For some reason, the title "Thunder Queen" tickles my fancy in inexplicably delicious ways. It's a really tiny, brief detail in the story, but it really stood out to me.

Exercise in writing? That was awesome.

Earth ponies called it "Eclipse," huh? I seem to remember seeing that word in some art related to The Wind Thief's sequel. Color me intrigued. :trixieshiftright:

2539814 Don't tell anyone in the chat, randomguy

but you forgot

Didn't you?

The name of Derecho. But ah Cyne never forgets. You even mentioned it would find it's way into a pony RPG! Hehehe.

2715915
I'm bad with names... Also, I realized it once I actually had some sleep in me. And I'll keep this to myself.
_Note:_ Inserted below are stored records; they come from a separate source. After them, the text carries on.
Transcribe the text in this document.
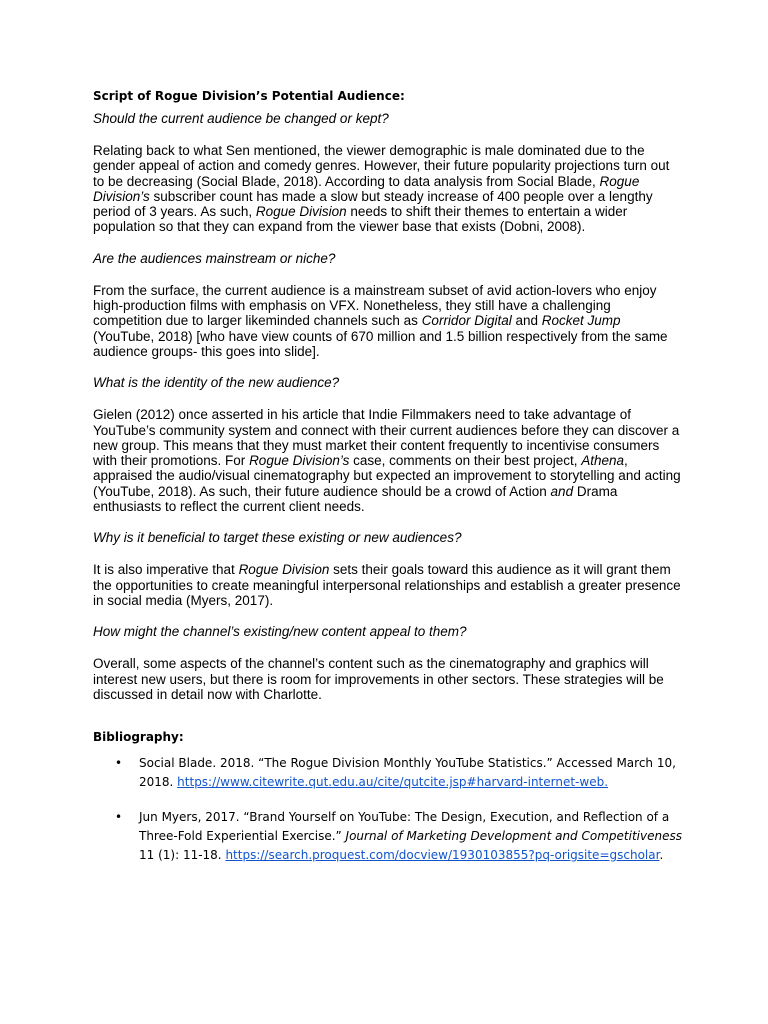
Script of Rogue Division’s Potential Audience:
Should the current audience be changed or kept?
Relating back to what Sen mentioned, the viewer demographic is male dominated due to the gender appeal of action and comedy genres. However, their future popularity projections turn out to be decreasing (Social Blade, 2018). According to data analysis from Social Blade, Rogue Division’s subscriber count has made a slow but steady increase of 400 people over a lengthy period of 3 years. As such, Rogue Division needs to shift their themes to entertain a wider population so that they can expand from the viewer base that exists (Dobni, 2008).
Are the audiences mainstream or niche?
From the surface, the current audience is a mainstream subset of avid action-lovers who enjoy high-production films with emphasis on VFX. Nonetheless, they still have a challenging competition due to larger likeminded channels such as Corridor Digital and Rocket Jump (YouTube, 2018) [who have view counts of 670 million and 1.5 billion respectively from the same audience groups- this goes into slide].
What is the identity of the new audience?
Gielen (2012) once asserted in his article that Indie Filmmakers need to take advantage of YouTube’s community system and connect with their current audiences before they can discover a new group. This means that they must market their content frequently to incentivise consumers with their promotions. For Rogue Division’s case, comments on their best project, Athena, appraised the audio/visual cinematography but expected an improvement to storytelling and acting (YouTube, 2018). As such, their future audience should be a crowd of Action and Drama enthusiasts to reflect the current client needs.
Why is it beneficial to target these existing or new audiences?
It is also imperative that Rogue Division sets their goals toward this audience as it will grant them the opportunities to create meaningful interpersonal relationships and establish a greater presence in social media (Myers, 2017).
How might the channel’s existing/new content appeal to them?
Overall, some aspects of the channel’s content such as the cinematography and graphics will interest new users, but there is room for improvements in other sectors. These strategies will be discussed in detail now with Charlotte.
Bibliography:
• Social Blade. 2018. “The Rogue Division Monthly YouTube Statistics.” Accessed March 10, 2018. https://www.citewrite.qut.edu.au/cite/qutcite.jsp#harvard-internet-web.
• Jun Myers, 2017. “Brand Yourself on YouTube: The Design, Execution, and Reflection of a Three-Fold Experiential Exercise.” Journal of Marketing Development and Competitiveness 11 (1): 11-18. https://search.proquest.com/docview/1930103855?pq-origsite=gscholar.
As I was reading this awesome exercise in writing, I cannot have been the only one to notice similarities between Detecho and a certain incarnation of Jonathan Swift's "The Whore" (translated).
I love world building.

An incredible piece of worldbuilding. Loved it!

I'm having Dark Tower flashbacks.

a3V

Judging by how the unicorns perceived the earth ponies in their sculpted images, I can only imagine what that altar was meant for.
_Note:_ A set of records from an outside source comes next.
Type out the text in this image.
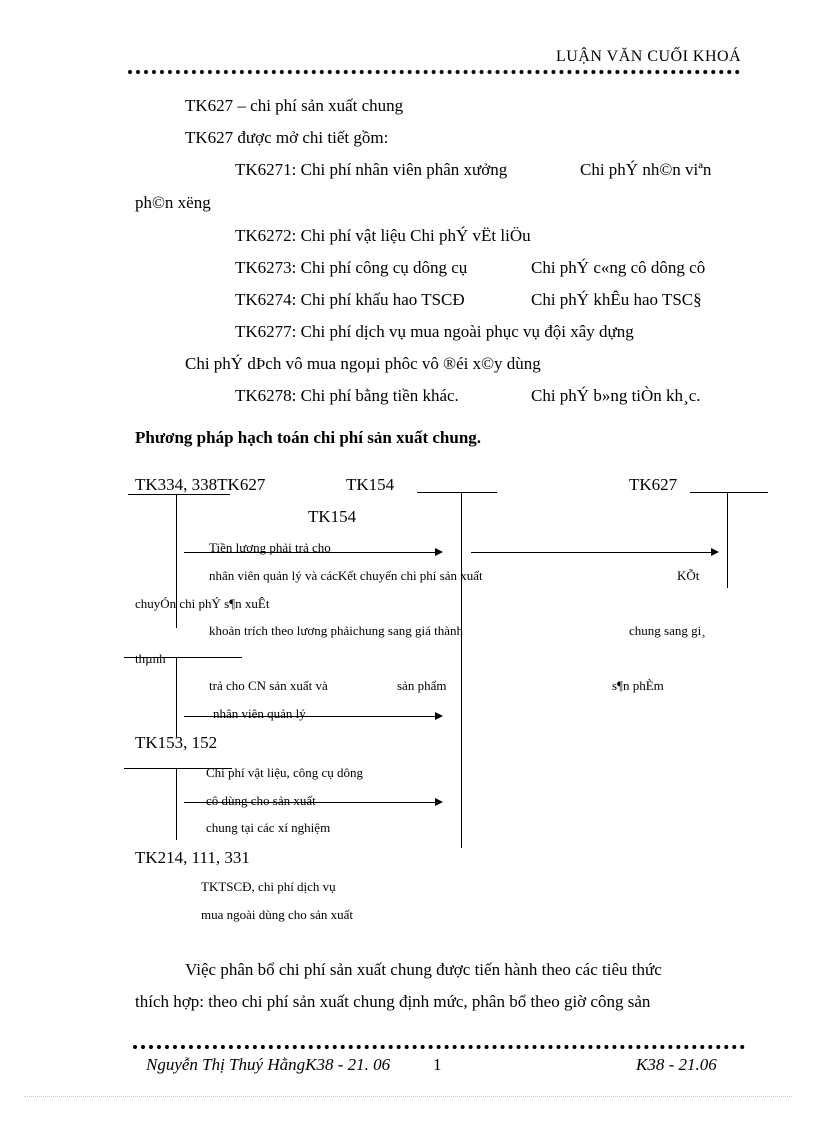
LUẬN VĂN CUỐI KHOÁ
TK627 – chi phí sản xuất chung
TK627 được mở chi tiết gồm:
TK6271: Chi phí nhân viên phân xưởng	Chi phÝ nh©n viªn
ph©n xëng
TK6272: Chi phí vật liệu Chi phÝ vËt liÖu
TK6273: Chi phí công cụ dông cụ	Chi phÝ c«ng cô dông cô
TK6274: Chi phí khấu hao TSCĐ	Chi phÝ khÊu hao TSC§
TK6277: Chi phí dịch vụ mua ngoài phục vụ đội xây dựng
Chi phÝ dÞch vô mua ngoµi phôc vô ®éi x©y dùng
TK6278: Chi phí bằng tiền khác.	Chi phÝ b»ng tiÒn kh¸c.
Phương pháp hạch toán chi phí sản xuất chung.
TK334, 338TK627	TK154	TK627
TK154
Tiền lương phải trả cho
nhân viên quản lý và cácKết chuyển chi phí sản xuất	KÕt
chuyÓn chi phÝ s¶n xuÊt
khoản trích theo lương phảichung sang giá thành	chung sang gi¸
thµnh
trả cho CN sản xuất và	sản phẩm	s¶n phÈm
nhân viên quản lý
TK153, 152
Chi phí vật liệu, công cụ dông
cô dùng cho sản xuất
chung tại các xí nghiệm
TK214, 111, 331
TKTSCĐ, chi phí dịch vụ
mua ngoài dùng cho sản xuất
Việc phân bổ chi phí sản xuất chung được tiến hành theo các tiêu thức
thích hợp: theo chi phí sản xuất chung định mức, phân bổ theo giờ công sản
Nguyễn Thị Thuý HằngK38 - 21. 06	1	K38 - 21.06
My guess: they (the unicorn rulers) sacrificed ponies or something, and Celestia and Luna smote them for it. A pretty disastrous blow too from the sounds of it.

The Moral of the Story : Don't (censor) with Celestia and Luna's ponies.

Damn, this is impressive. You're getting much better with these "experiments" of yours. I eagerly await the next installment.

For the first time, a scent other than dirt and stone fills the air. It drifts in from the opening.
It is ash.

As I reached this line, For The New Lunar Republic started playing. :rainbowderp:
This is even more chilling than the last one. The stories you aren't telling us are as intriguing as what you do.

Pegasi: Massive cloud fortress. :rainbowdetermined2:
Unicorns: Enormous spire palace, still powered by ancient magicks. :raritystarry:
The Earth ponies' massive abandoned structure must be... Earth itself! :pinkiegasp:

Addendum: Oh wow, this first showed up in Ponemurdered? I was surprised when this showed up there!

Definitely a different feel to this one. This comes a little bit closer than the first chapter to actually telling a story. There is clearly an implied set of events here, whereas it was left a bit more vague as to what happened to Derecho.

But both chapters are extremely effective at showcasing a specific culture, displaying their priorities and their attitudes. It's interesting to note that both the pegasus and unicorn cultures displayed here were highly insular and self-centered, but in dramatically different ways. All the opulence and splendor, all the hubris. The bit about the wall-carvings steadily de-humanizing (de-ponifying?) the earth ponies was especially chilling.

Now, in the first chapter, the only modern ponies whose view of the fortress was referenced were earth ponies. And in this chapter, the only modern ponies mentioned are pegasi. I wonder if that's just a coincidence of convenience, or if you're going to complete the cycle in the next chapter by making whatever bastion the earth ponies had only visited by unicorns?

So very nice:

I love reading pieces like this aloud in a hushed John Hurt sort of voice.

One brief typo: "Hundreds of small outbuilding surround a central castle," it says at one point. Unless "outbuilding" is wunna them pesky collective nouns...

Mike

Again, beautiful writing. The description of the Heartspire is full of haunting grandeur. It gave me the idea that the White Queens were the traditional movers of the Sun and the Moon, before Celestia and Luna came onto the scene... and that they continued the sacrifices, out of tradition and vanity, until the Princesses visited them. Once.

Chilling! Tower of Babel anyone? Or the (most probably false) tales about the Egyptian pyramids, where the pharaohs had the workers buried to keep their secrets?
I like this chapter even better then the first one. And I loved that one already!